交通事故が発生したのちには加害者が被害者に対して、被害相当額の賠償を行うことが必要です。
この賠償額の算定においては、それぞれの事故の状況を専門家などが分析したうえで決定することが基本となります。
どちらに過失があり、その過失が事故の発生原因のどれくらいを占めているのかということを判断したうえで、加害者は被害者に対して賠償を行うのです。

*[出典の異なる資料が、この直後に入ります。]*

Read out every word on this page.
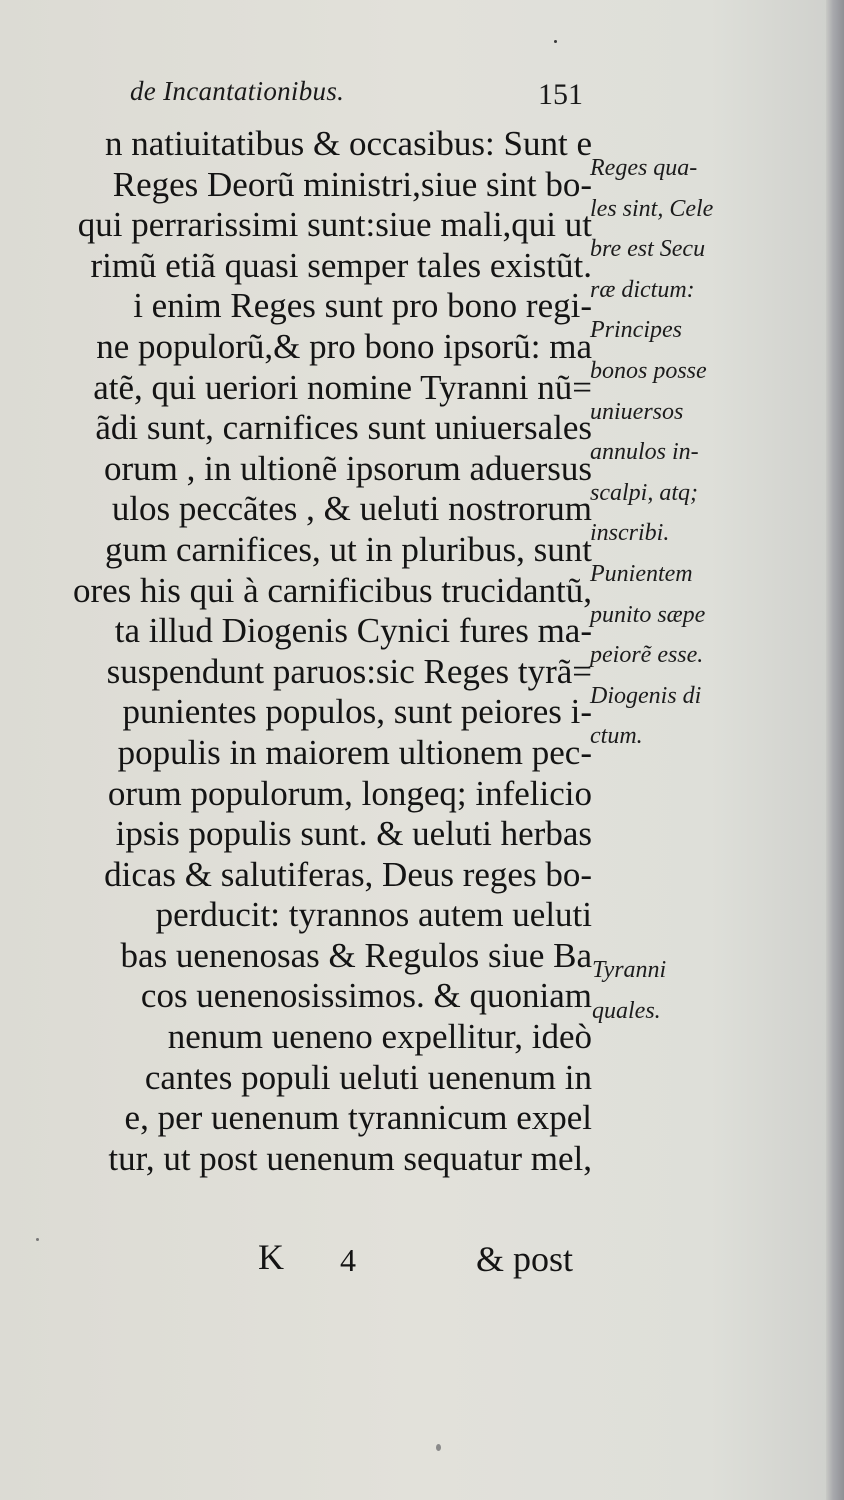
de Incantationibus.	151
n natiuitatibus & occasibus: Sunt e
Reges Deorũ ministri,siue sint bo-
qui perrarissimi sunt:siue mali,qui ut
rimũ etiã quasi semper tales existũt.
i enim Reges sunt pro bono regi-
ne populorũ,& pro bono ipsorũ: ma
atẽ, qui ueriori nomine Tyranni nũ=
ãdi sunt, carnifices sunt uniuersales
orum , in ultionẽ ipsorum aduersus
ulos peccãtes , & ueluti nostrorum
gum carnifices, ut in pluribus, sunt
ores his qui à carnificibus trucidantũ,
ta illud Diogenis Cynici fures ma-
suspendunt paruos:sic Reges tyrã=
punientes populos, sunt peiores i-
populis in maiorem ultionem pec-
orum populorum, longeq; infelicio
ipsis populis sunt. & ueluti herbas
dicas & salutiferas, Deus reges bo-
perducit: tyrannos autem ueluti
bas uenenosas & Regulos siue Ba
cos uenenosissimos. & quoniam
nenum ueneno expellitur, ideò
cantes populi ueluti uenenum in
e, per uenenum tyrannicum expel
tur, ut post uenenum sequatur mel,
Reges qua-
les sint, Cele
bre est Secu
ræ dictum:
Principes
bonos posse
uniuersos
annulos in-
scalpi, atq;
inscribi.
Punientem
punito sæpe
peiorẽ esse.
Diogenis di
ctum.
Tyranni
quales.
K 4	& post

しかし、中には明らかに加害者にだけ原因があるというようなケースも存在しています。
例えば夜間の運転で、加害者が無灯火で走行中に青信号の道路を渡っていた歩行者と衝突したというような場合には、明らかに加害者にのみ責任があるでしょう。

 

さて、こうした場合において加害者側と被害者側が相互に交渉を行い、裁判などによってではなく交渉によって決着がついたというような場合には、それを証明する証明書を作成することとなります。
そこで使用されるのが「免責証書」です。

 

免責証書には事故の解決方法が記されており、ほとんどの場合は「事故の発生日時」と「発生場所」、「当事者と加害者それぞれのが持つ、事故を特定するための情報」、そして「賠償金として支払う金額とその振込先」などが記載されることとなります。

 

そして最後には「支払いが完了した時点で、被害者は加害者に対する請求権を放棄し、異議の申し立てをしない」という内容が盛り込まれており、これに被害者がサインと捺印をしたのであれば、あとは加害者が被害者に賠償金の支払いをすれば、問題が解決するということになるのです。

免責証書と示談書

こうした免責証書と同様、示談によって問題が解決したということを示す証書としては「示談書」もありますが、実際のところ、これら二つはほとんど同一のものです。
ただ示談書と異なるのが「免責証書は加害者側の損害に触れていない」ということと「免責証書の場合は被害者の身の署名捺印で効力が発揮される」という部分です。
どちらの書類を用いるかについてはそれぞれの人が契約している保険会社や、弁護士などの指示に従って決定するのが無難でしょう。